Important pour BMO: en tant que métropole, elle peut participer au contrat de plan Etat-Région pour défendre ses intérêts. On peut donc penser que dans un schéma national qui se dessinait depuis les années 1980, elle n'a pu que prendre le train en route. Mais on peut aussi remarquer qu'elle avait bien le profil de l'emploi: tertiarisation à outrance (cf le port) et gentrification (Saint Martin), politique d'attractivité pour l'extérieur laissant tout une partie de sa population se marginaliser, acceptation de la compétitivité (pôle) en lieu et place de la coopération entre villes "d'exception" en lieu et place d'une ville ordinaire qui aurait son travail de réseau vers l'extérieur (Lorient, Concarneau, Quimper, Saint Brieuc...). On peut aussi s'interroger sur le déqéquilibre ville-campagne que cette logique accentue et la redistribution de l'Etat providence hors zones métropoles.

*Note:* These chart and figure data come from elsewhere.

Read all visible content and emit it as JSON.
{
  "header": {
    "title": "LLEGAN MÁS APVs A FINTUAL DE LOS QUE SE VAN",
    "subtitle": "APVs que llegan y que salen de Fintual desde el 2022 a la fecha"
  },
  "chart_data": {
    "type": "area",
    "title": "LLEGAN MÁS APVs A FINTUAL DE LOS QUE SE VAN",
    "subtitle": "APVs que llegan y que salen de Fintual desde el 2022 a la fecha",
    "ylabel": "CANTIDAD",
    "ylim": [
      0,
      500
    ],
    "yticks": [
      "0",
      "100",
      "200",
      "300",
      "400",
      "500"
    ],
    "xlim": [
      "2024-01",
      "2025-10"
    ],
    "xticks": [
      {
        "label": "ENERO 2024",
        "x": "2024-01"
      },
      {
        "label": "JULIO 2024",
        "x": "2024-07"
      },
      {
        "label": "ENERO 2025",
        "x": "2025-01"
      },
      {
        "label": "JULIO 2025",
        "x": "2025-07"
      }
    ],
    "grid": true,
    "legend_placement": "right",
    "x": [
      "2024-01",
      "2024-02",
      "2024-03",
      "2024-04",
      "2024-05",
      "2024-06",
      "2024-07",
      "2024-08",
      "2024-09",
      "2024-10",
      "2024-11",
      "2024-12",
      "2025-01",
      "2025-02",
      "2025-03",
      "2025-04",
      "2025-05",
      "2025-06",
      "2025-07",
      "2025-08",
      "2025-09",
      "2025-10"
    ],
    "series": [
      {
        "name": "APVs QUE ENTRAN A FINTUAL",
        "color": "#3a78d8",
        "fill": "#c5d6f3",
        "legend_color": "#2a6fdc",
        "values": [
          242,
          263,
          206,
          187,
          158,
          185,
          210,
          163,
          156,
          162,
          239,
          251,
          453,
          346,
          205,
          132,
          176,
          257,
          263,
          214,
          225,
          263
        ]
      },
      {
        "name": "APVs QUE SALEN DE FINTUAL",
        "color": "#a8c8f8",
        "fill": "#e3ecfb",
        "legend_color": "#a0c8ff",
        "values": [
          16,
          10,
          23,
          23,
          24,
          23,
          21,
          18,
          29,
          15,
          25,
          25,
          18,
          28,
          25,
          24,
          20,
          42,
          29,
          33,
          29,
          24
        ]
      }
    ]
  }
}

Pourtant d'autres pays ont fait des choix différents. Citons l'Allemagne avec des régions très autonomes et fortes, mais aussi avec un réseau de villes moyennes qui maille sans déséquilibres le territoire. C'est ce schéma qui pouvait qui peut toujours être mis en avant car c'est une des particularités de la Bretagne. A l'inverse, dans d'autres pays, la place faite aux régions renforcées ou pas des métropoles, fait courir le risque d'une destabilisation nationale rapide (exemples de la Catalogne, du Nord de l'Italie, de la Frandre) qui s'accompagne d'un identitarisme à l'antipode des solidarités internationales dont nous sommes porteurs.

Quelles propositions pouvons-nous élaborer sur ce constat, quelles vigilances aussi?

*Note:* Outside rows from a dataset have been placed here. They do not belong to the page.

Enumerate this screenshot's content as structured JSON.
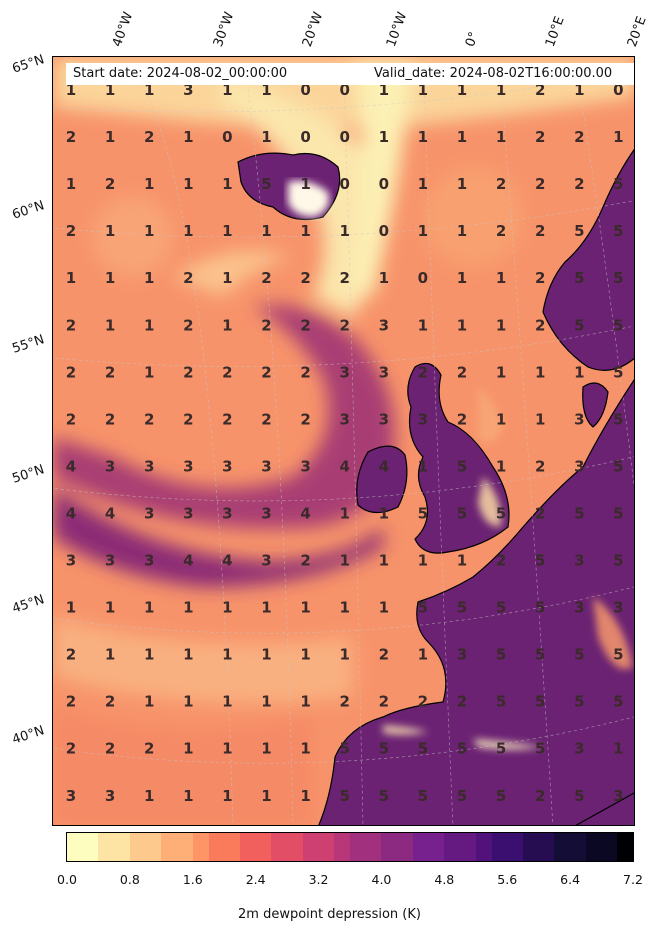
{
  "header": {
    "start_date": "Start date: 2024-08-02_00:00:00",
    "valid_date": "Valid_date: 2024-08-02T16:00:00.00"
  },
  "axes": {
    "lon_labels": [
      "40°W",
      "30°W",
      "20°W",
      "10°W",
      "0°",
      "10°E",
      "20°E"
    ],
    "lat_labels": [
      "65°N",
      "60°N",
      "55°N",
      "50°N",
      "45°N",
      "40°N"
    ]
  },
  "colorbar": {
    "label": "2m dewpoint depression (K)",
    "ticks": [
      "0.0",
      "0.8",
      "1.6",
      "2.4",
      "3.2",
      "4.0",
      "4.8",
      "5.6",
      "6.4",
      "7.2"
    ],
    "min": 0.0,
    "max": 7.2,
    "colormap": "magma_r"
  },
  "colors": {
    "low": "#fcf2b5",
    "mid": "#f5785e",
    "high": "#6b2273",
    "max": "#000004"
  },
  "grid_values": [
    [
      1,
      1,
      1,
      3,
      1,
      1,
      0,
      0,
      1,
      1,
      1,
      1,
      2,
      1,
      0
    ],
    [
      2,
      1,
      2,
      1,
      0,
      1,
      0,
      0,
      1,
      1,
      1,
      1,
      2,
      2,
      1
    ],
    [
      1,
      2,
      1,
      1,
      1,
      5,
      1,
      0,
      0,
      1,
      1,
      2,
      2,
      2,
      5
    ],
    [
      2,
      1,
      1,
      1,
      1,
      1,
      1,
      1,
      0,
      1,
      1,
      2,
      2,
      5,
      5
    ],
    [
      1,
      1,
      1,
      2,
      1,
      2,
      2,
      2,
      1,
      0,
      1,
      1,
      2,
      5,
      5
    ],
    [
      2,
      1,
      1,
      2,
      1,
      2,
      2,
      2,
      3,
      1,
      1,
      1,
      2,
      5,
      5
    ],
    [
      2,
      2,
      1,
      2,
      2,
      2,
      2,
      3,
      3,
      2,
      2,
      1,
      1,
      1,
      5
    ],
    [
      2,
      2,
      2,
      2,
      2,
      2,
      2,
      3,
      3,
      3,
      2,
      1,
      1,
      3,
      5
    ],
    [
      4,
      3,
      3,
      3,
      3,
      3,
      3,
      4,
      4,
      1,
      5,
      1,
      2,
      3,
      5
    ],
    [
      4,
      4,
      3,
      3,
      3,
      3,
      4,
      1,
      1,
      5,
      5,
      5,
      2,
      5,
      5
    ],
    [
      3,
      3,
      3,
      4,
      4,
      3,
      2,
      1,
      1,
      1,
      1,
      2,
      5,
      3,
      5
    ],
    [
      1,
      1,
      1,
      1,
      1,
      1,
      1,
      1,
      1,
      5,
      5,
      5,
      5,
      3,
      3
    ],
    [
      2,
      1,
      1,
      1,
      1,
      1,
      1,
      1,
      2,
      1,
      3,
      5,
      5,
      5,
      5
    ],
    [
      2,
      2,
      1,
      1,
      1,
      1,
      1,
      2,
      2,
      2,
      2,
      5,
      5,
      5,
      5
    ],
    [
      2,
      2,
      2,
      1,
      1,
      1,
      1,
      5,
      5,
      5,
      5,
      5,
      5,
      3,
      1
    ],
    [
      3,
      3,
      1,
      1,
      1,
      1,
      1,
      5,
      5,
      5,
      5,
      5,
      2,
      5,
      3
    ]
  ]
}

- Rétablir un début de démocratie dans ces processus par l'information des citoyens sur les enjeux en cours;

- rejeter toute gouvernance (à nouveau un terme mis en oeuvre pour faire accepter le manque de démocratie) qui ne soit pas réellement basée sur une élection;

- la construction d'une ville est une des compétences humaines au même titre que le langage. Elle doit pouvoir le rester. Pour cela la priorité doit être un retour à l'équilibre entre production et gestion des services publics qui garantisse la possibilité d'une politique égalitaire sur le territoire. Pour cela, la ville doit s'interroger sur les emplois qu'elle veut créer, les productions dont elle a besoin, les reconversions nécessaires, les enjeux écologiques. Le débat doit être largement médiatisé pour redonner sens au politique à tous les habitants. 

 

Christine Panaget Le Roy

- N°2 sur la liste du Front de Gauche à Brest "Colère de Brest" aux municipales de 2014, candidate suppléante aux législatives avec Bertrand Seys à Brest rural en 2012, candidate sur la liste "Finistère à gauche toute. Rassembler contre l'austérité" à l'élection sénatoriale du 28 septembre 2014.